Alioune Ndiaye : Chercheur en politique Africaine à l’Université de Sherbrooke au Canada

« L’attitude de la jeunesse post-ethnique sera déterminante dans le scrutin nigérian » Le Nigéria organise des élections générales le 16 février prochain. Candidat à sa propre succession, le président Muhammadu Buhari veut briguer un second mandat, face à de sérieux adversaires. Enseignant-chercheur en politique africaine et en relations internationales à l’Ecole de politique appliquée de l’Université de Sherbrooke au Canada, Alioune Ndiaye est aussi spécialiste du Nigéria. Auteur du livre « La gouvernance du balai. Le Nigéria sous Buhari : entre diversification économique et fédéralisme social », il analyse dans cet entretien les enjeux du scrutin d’aujourd’hui.

Le président Muhammadu Buhari est à la recherche d’un second mandat. Croyez-vous qu’il lui sera possible de rempiler au vu du bilan de son premier mandat ?

Le bilan du président Buhari est globalement assez positif.

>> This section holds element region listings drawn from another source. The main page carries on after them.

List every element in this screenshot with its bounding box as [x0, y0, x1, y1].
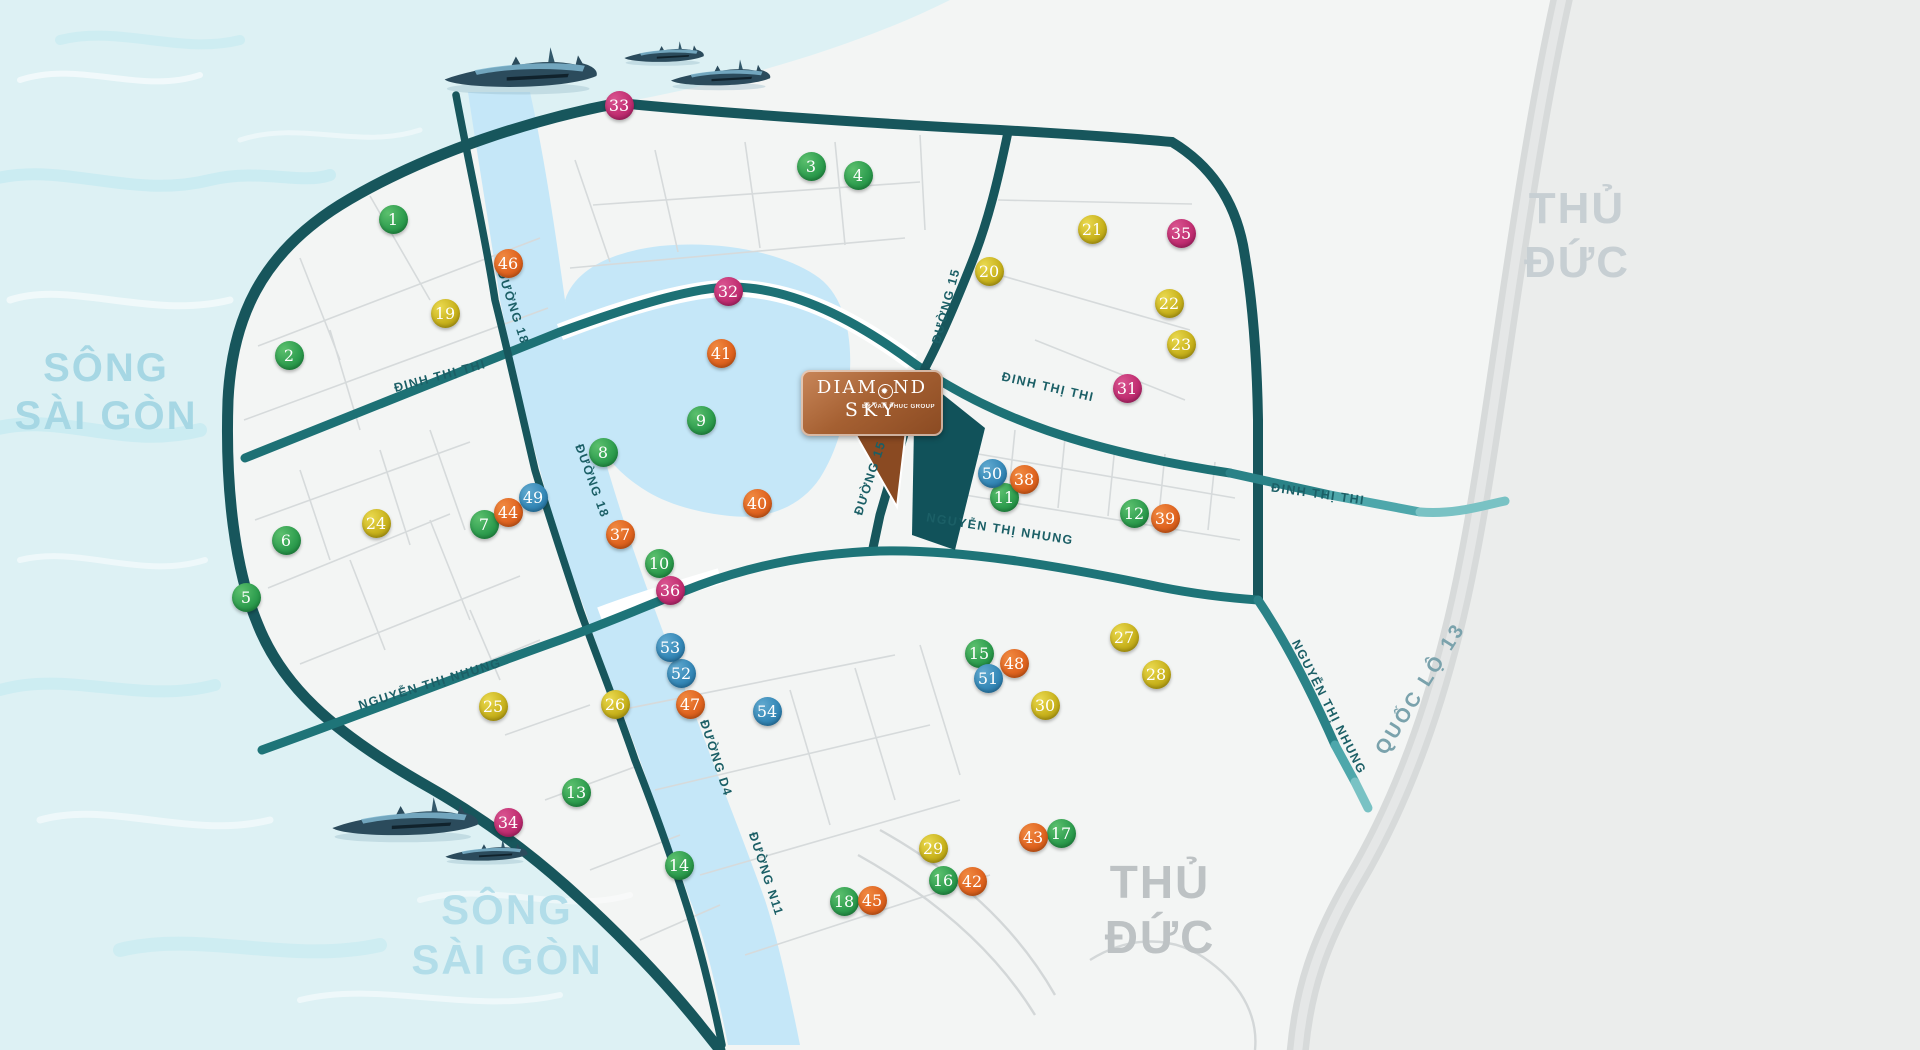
logo-line2: SKYBY VAN PHUC GROUP [801, 399, 943, 421]
map-marker-21[interactable]: 21 [1078, 215, 1107, 244]
map-marker-3[interactable]: 3 [797, 152, 826, 181]
map-marker-37[interactable]: 37 [606, 520, 635, 549]
map-marker-10[interactable]: 10 [645, 549, 674, 578]
map-marker-52[interactable]: 52 [667, 659, 696, 688]
map-marker-16[interactable]: 16 [929, 866, 958, 895]
map-marker-45[interactable]: 45 [858, 886, 887, 915]
logo-tagline: BY VAN PHUC GROUP [862, 396, 935, 418]
map-marker-44[interactable]: 44 [494, 498, 523, 527]
map-marker-47[interactable]: 47 [676, 690, 705, 719]
map-marker-49[interactable]: 49 [519, 483, 548, 512]
map-marker-33[interactable]: 33 [605, 91, 634, 120]
map-marker-25[interactable]: 25 [479, 692, 508, 721]
map-marker-29[interactable]: 29 [919, 834, 948, 863]
map-marker-31[interactable]: 31 [1113, 374, 1142, 403]
map-marker-17[interactable]: 17 [1047, 819, 1076, 848]
map-marker-50[interactable]: 50 [978, 459, 1007, 488]
map-marker-53[interactable]: 53 [656, 633, 685, 662]
diamond-sky-logo: DIAM✹ND SKYBY VAN PHUC GROUP [801, 370, 943, 436]
region-label-song-saigon-bottom: SÔNGSÀI GÒN [411, 885, 602, 985]
map-marker-18[interactable]: 18 [830, 887, 859, 916]
region-label-thu-duc-bottom: THỦĐỨC [1105, 855, 1216, 965]
map-marker-38[interactable]: 38 [1010, 465, 1039, 494]
region-label-song-saigon-left: SÔNGSÀI GÒN [15, 344, 198, 440]
map-marker-19[interactable]: 19 [431, 299, 460, 328]
map-marker-43[interactable]: 43 [1019, 823, 1048, 852]
map-marker-2[interactable]: 2 [275, 341, 304, 370]
map-marker-42[interactable]: 42 [958, 867, 987, 896]
map-marker-39[interactable]: 39 [1151, 504, 1180, 533]
map-marker-9[interactable]: 9 [687, 406, 716, 435]
location-map: DIAM✹ND SKYBY VAN PHUC GROUP SÔNGSÀI GÒN… [0, 0, 1920, 1050]
map-marker-41[interactable]: 41 [707, 339, 736, 368]
map-marker-46[interactable]: 46 [494, 249, 523, 278]
map-marker-13[interactable]: 13 [562, 778, 591, 807]
region-label-thu-duc-top: THỦĐỨC [1524, 182, 1630, 290]
map-marker-12[interactable]: 12 [1120, 499, 1149, 528]
map-marker-8[interactable]: 8 [589, 438, 618, 467]
map-marker-51[interactable]: 51 [974, 664, 1003, 693]
map-marker-48[interactable]: 48 [1000, 649, 1029, 678]
map-marker-22[interactable]: 22 [1155, 289, 1184, 318]
map-marker-54[interactable]: 54 [753, 697, 782, 726]
map-marker-34[interactable]: 34 [494, 808, 523, 837]
map-marker-28[interactable]: 28 [1142, 660, 1171, 689]
map-marker-40[interactable]: 40 [743, 489, 772, 518]
map-marker-20[interactable]: 20 [975, 257, 1004, 286]
map-marker-32[interactable]: 32 [714, 277, 743, 306]
map-marker-36[interactable]: 36 [656, 576, 685, 605]
map-marker-6[interactable]: 6 [272, 526, 301, 555]
map-marker-4[interactable]: 4 [844, 161, 873, 190]
map-marker-26[interactable]: 26 [601, 690, 630, 719]
map-marker-1[interactable]: 1 [379, 205, 408, 234]
map-marker-35[interactable]: 35 [1167, 219, 1196, 248]
map-marker-5[interactable]: 5 [232, 583, 261, 612]
map-marker-14[interactable]: 14 [665, 851, 694, 880]
map-marker-24[interactable]: 24 [362, 509, 391, 538]
map-marker-27[interactable]: 27 [1110, 623, 1139, 652]
map-marker-30[interactable]: 30 [1031, 691, 1060, 720]
map-marker-23[interactable]: 23 [1167, 330, 1196, 359]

Sur le plan économique, malgré une conjoncture défavorable avec un baril de pétrole qui s’est maintenu à une moyenne de 54 dollars durant son mandat, contre plus de 100 dollars sous son prédécesseur, il a pu sortir le Nigeria de la récession et contribuer à diversifier l’économie. Ainsi, sur le plan agricole, grâce à une bonne stratégie de substitution des importations, il a pu diminuer de 97 % les importations de riz de 81,3 % et de lait. La diversification économique a permis aussi à Buhari d’explorer le potentiel minier du pays, et surtout de se déployer plus dans les secteurs aval et intermédiaires de l’industrie pétrolière. Sur le plan social, le gouvernement a lancé une multitude de programmes pour l’emploi des jeunes, la qualification de la main-d’œuvre, l’appui aux petites activités familiales dont profitent aujourd’hui plus de 10 millions de Nigérians. En ce qui concerne la lutte contre la corruption, où il était vraiment attendu, il y a eu de réels progrès avec l’adoption du compte de trésor unifié (Tsa), la politique des lanceurs d’alerte, ainsi que l’initiative présidentielle pour l’audit continu (Pica) qui ont permis de limiter considérablement les fuites financières dans les revenus du gouvernement. Le regain d’activité de l’organisme chargé d’enquêter sur les crimes financiers (Efcc) est aussi à placer à l’actif du régime de Buhari. En mai 2018, l’institution chargée d’enquêter sur les crimes économiques et financiers annonçait qu’elle avait bouclé 603 dossiers d’accusations de corruption depuis l’arrivée au pouvoir de Buhari, soit le double de son activité pendant toute la présidence de Jonathan. Cependant, on a pu entendre ça et là des critiques sur une certaine politisation de la lutte contre la corruption, même si, il faut le noter, des personnalités importantes du régime de Buhari en ont fait les frais.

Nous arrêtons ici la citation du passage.